15/02/11 23:28:01 INFO Configuration.deprecation:
mapred.input.dir.recursive is deprecated. Instead, use
mapreduce.input.fileinputformat.input.dir.recursive
15/02/11 23:28:01 INFO Configuration.deprecation: mapred.max.split.size
is deprecated. Instead, use mapreduce.input.fileinputformat.split.maxsize
15/02/11 23:28:01 INFO Configuration.deprecation: mapred.min.split.size
is deprecated. Instead, use mapreduce.input.fileinputformat.split.minsize
15/02/11 23:28:01 INFO Configuration.deprecation:
mapred.min.split.size.per.rack is deprecated. Instead, use
mapreduce.input.fileinputformat.split.minsize.per.rack
15/02/11 23:28:01 INFO Configuration.deprecation:
mapred.min.split.size.per.node is deprecated. Instead, use
mapreduce.input.fileinputformat.split.minsize.per.node
15/02/11 23:28:01 INFO Configuration.deprecation: mapred.reduce.tasks is
deprecated. Instead, use mapreduce.job.reduces
15/02/11 23:28:01 INFO Configuration.deprecation:
mapred.reduce.tasks.speculative.execution is deprecated. Instead, use
mapreduce.reduce.speculative
Logging initialized using configuration in ...

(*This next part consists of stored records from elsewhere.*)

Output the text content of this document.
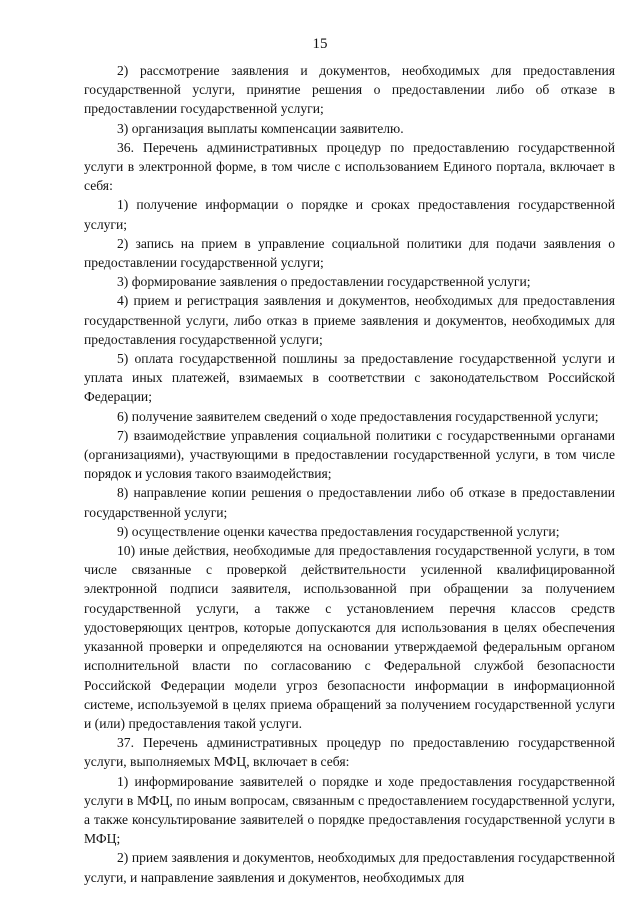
15

2) рассмотрение заявления и документов, необходимых для предоставления государственной услуги, принятие решения о предоставлении либо об отказе в предоставлении государственной услуги;

3) организация выплаты компенсации заявителю.

36. Перечень административных процедур по предоставлению государственной услуги в электронной форме, в том числе с использованием Единого портала, включает в себя:

1) получение информации о порядке и сроках предоставления государственной услуги;

2) запись на прием в управление социальной политики для подачи заявления о предоставлении государственной услуги;

3) формирование заявления о предоставлении государственной услуги;

4) прием и регистрация заявления и документов, необходимых для предоставления государственной услуги, либо отказ в приеме заявления и документов, необходимых для предоставления государственной услуги;

5) оплата государственной пошлины за предоставление государственной услуги и уплата иных платежей, взимаемых в соответствии с законодательством Российской Федерации;

6) получение заявителем сведений о ходе предоставления государственной услуги;

7) взаимодействие управления социальной политики с государственными органами (организациями), участвующими в предоставлении государственной услуги, в том числе порядок и условия такого взаимодействия;

8) направление копии решения о предоставлении либо об отказе в предоставлении государственной услуги;

9) осуществление оценки качества предоставления государственной услуги;

10) иные действия, необходимые для предоставления государственной услуги, в том числе связанные с проверкой действительности усиленной квалифицированной электронной подписи заявителя, использованной при обращении за получением государственной услуги, а также с установлением перечня классов средств удостоверяющих центров, которые допускаются для использования в целях обеспечения указанной проверки и определяются на основании утверждаемой федеральным органом исполнительной власти по согласованию с Федеральной службой безопасности Российской Федерации модели угроз безопасности информации в информационной системе, используемой в целях приема обращений за получением государственной услуги и (или) предоставления такой услуги.

37. Перечень административных процедур по предоставлению государственной услуги, выполняемых МФЦ, включает в себя:

1) информирование заявителей о порядке и ходе предоставления государственной услуги в МФЦ, по иным вопросам, связанным с предоставлением государственной услуги, а также консультирование заявителей о порядке предоставления государственной услуги в МФЦ;

2) прием заявления и документов, необходимых для предоставления государственной услуги, и направление заявления и документов, необходимых для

SLF4J: Class path contains multiple SLF4J bindings.
SLF4J: Found binding in [......]
SLF4J: Found binding in [......]
SLF4J: See http://www.slf4j.org/codes.html#multiple_bindings for an
explanation.
SLF4J: Actual binding is of type [org.slf4j.impl.Log4jLoggerFactory]
2015-02-11 23:28:02.016 java[2237:86664] Unable to load realm info from
SCDynamicStore
Now I'm trying to exercise my custom InputFormat class:
hive> select * from messages;
The debugger attaches, I can step through, everything is still going
great. The trouble happens when I try anything other than "SELECT * from
TABLE," launching a MapReduce job. For example:
hive> select field from messages;
Total MapReduce jobs = 1
Launching Job 1 out of 1
Number of reduce tasks is set to 0 since there's no reduce operator
Error occurred during initialization of VMERROR: Cannot load this JVM TI
agent twice, check your java command line for duplicate jdwp options.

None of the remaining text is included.